Circuit diagrams of a semiconductor memory device constructed by using the circuit shown in FIG. 4, FIGS. 4 to 6 are diagrams for explaining the operation of the circuit shown in FIG. 3, and FIGS. 7 to 9 are conventional diagrams. It is a figure for demonstrating a semiconductor memory device. S1, S1R, S2R, ..., S1L, S2L, ... MOS transistor for selection, M
1, M2, ..., M8, M1R, M2R, ..., M8R, M1L, M2L, ..., M8L ... MOS transistor for memory cell, 11 ... Memory block, CT, CT1R, C
T2R, ..., CT1L, CT2L, ... Bit check MOS transistors, 17 ₁ , 17 ₂ ... Data judgment circuit.

Claims (1)

[Claims] 1. A selection transistor, and a plurality of memory cell blocks each including the selection transistor and a plurality of memory cell transistors connected in series between the selection transistor and a reference potential. In a semiconductor memory device that stores data according to whether the memory cell transistor is an enhancement type or a depletion type, the memory cell transistor in the corresponding memory cell block is connected in series and stores the stored data.

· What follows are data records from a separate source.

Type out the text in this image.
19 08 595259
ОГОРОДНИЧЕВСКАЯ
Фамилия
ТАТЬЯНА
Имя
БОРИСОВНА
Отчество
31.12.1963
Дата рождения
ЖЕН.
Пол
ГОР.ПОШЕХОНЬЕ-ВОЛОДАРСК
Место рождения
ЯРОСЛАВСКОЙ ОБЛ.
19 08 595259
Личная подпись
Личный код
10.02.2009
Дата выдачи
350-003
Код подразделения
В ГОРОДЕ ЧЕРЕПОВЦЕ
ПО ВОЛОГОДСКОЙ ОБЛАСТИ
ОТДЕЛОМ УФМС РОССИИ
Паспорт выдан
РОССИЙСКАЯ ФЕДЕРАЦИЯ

A bit check transistor for storing which "1" or "0" is assigned to the depletion type, a first selecting means for selecting a memory cell transistor in the memory cell block, and a first selecting means. The bit check corresponding to the memory cell block selected by Second selection means for selecting a transistor for the memory cell, storage data read from the transistor for the memory cell selected by the first selection means, and the second data
Whether the data stored in the selected memory cell transistor is "1" or "0" based on the two data including the bit check data read from the bit check transistor selected by the selection means. A data determining means for determining and outputting, and of the data of “1” or “0” to be written to the plurality of memory cell transistors connected in series in the memory cell block, the data having the larger number is selected. A semiconductor memory device characterized by being assigned to a depletion type.